O ekologicznej skórze mówi się wiele i dobrze ostatnimi czasy. Jeśli coś jest ekologiczne, musi być zdrowe, przyjazne dla środowiska, naturalne i bezpieczne. Czy tak jest w każdym przypadku? Czy ekologiczna skóra naprawdę jest ekologiczna?
Czym jest eko-skóra
Materiał, który kryje się pod pojęciem ekologicznej skóry, to nic innego, jak derma (inaczej skaj) – tworzywo sztuczne, niemające z ekologią wiele wspólnego. Derma, czyli sztuczna skóra, to tkanina wykonana z polichlorku winylu z dodatkiem plastyfikatorów i odpowiednich barwników.

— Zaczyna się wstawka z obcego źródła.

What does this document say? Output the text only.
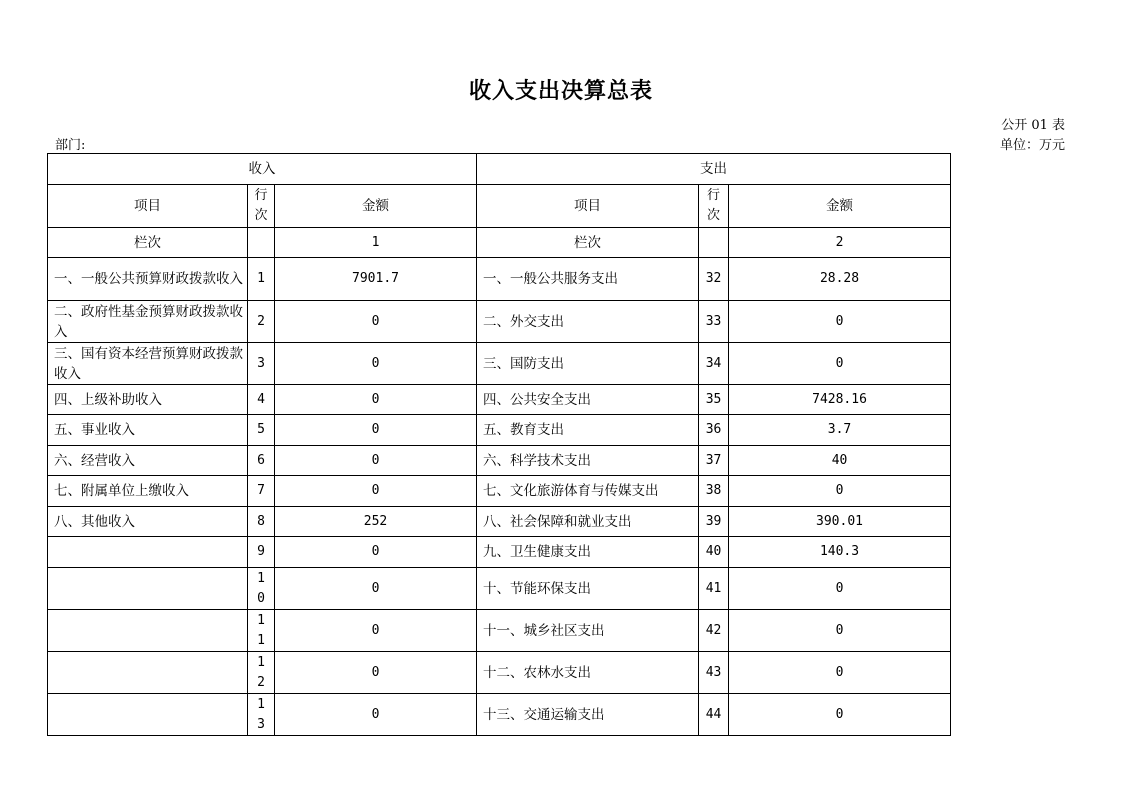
收入支出决算总表
公开 01 表
单位：万元
部门:
收入			支出		
项目	行次	金额	项目	行次	金额
栏次		1	栏次		2
一、一般公共预算财政拨款收入	1	7901.7	一、一般公共服务支出	32	28.28
二、政府性基金预算财政拨款收入	2	0	二、外交支出	33	0
三、国有资本经营预算财政拨款收入	3	0	三、国防支出	34	0
四、上级补助收入	4	0	四、公共安全支出	35	7428.16
五、事业收入	5	0	五、教育支出	36	3.7
六、经营收入	6	0	六、科学技术支出	37	40
七、附属单位上缴收入	7	0	七、文化旅游体育与传媒支出	38	0
八、其他收入	8	252	八、社会保障和就业支出	39	390.01

	9	0	九、卫生健康支出	40	140.3

	10	0	十、节能环保支出	41	0

	11	0	十一、城乡社区支出	42	0

	12	0	十二、农林水支出	43	0

	13	0	十三、交通运输支出	44	0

Jest ukształtowana w ten sposób, aby fakturą i kolorem przypominała naturalną skórę. Jako tworzywo sztuczne, które stosunkowo łatwo wyprodukować, derma jest o wiele tańsza, niż skóra i stosuje się ją jako zamiennik w różnego rodzaju wyrobach: odzieży, obuwiu, torebkach, meblach, tapicerkach samochodowych itp.
Skąd się wzięła ekologiczna skóra?
Nie istnieje coś takiego, jak skóra ekologiczna. To po prostu pojęcie marketingowe, które powszechnie przyjęło się w świadomości konsumenta. Moda na ekologię i wszystko, co zawiera w sobie przedrostek eko jest tak duża, że producenci sztucznej skóry postanowili to wykorzystać.
Wiele mówi się o tym, że sztuczna skóra jest przeznaczona dla tych, którzy szanują prawa zwierząt – przy wyrobie dermy nie ucierpiało żadne zwierzę. Jest znacznie tańsza i łatwiejsza w utrzymaniu i konserwacji, niż prawdziwa skóra, za to nie różni się od niej zupełnie wyglądem.
Można by stwierdzić, że eko-skóra ma same zalety!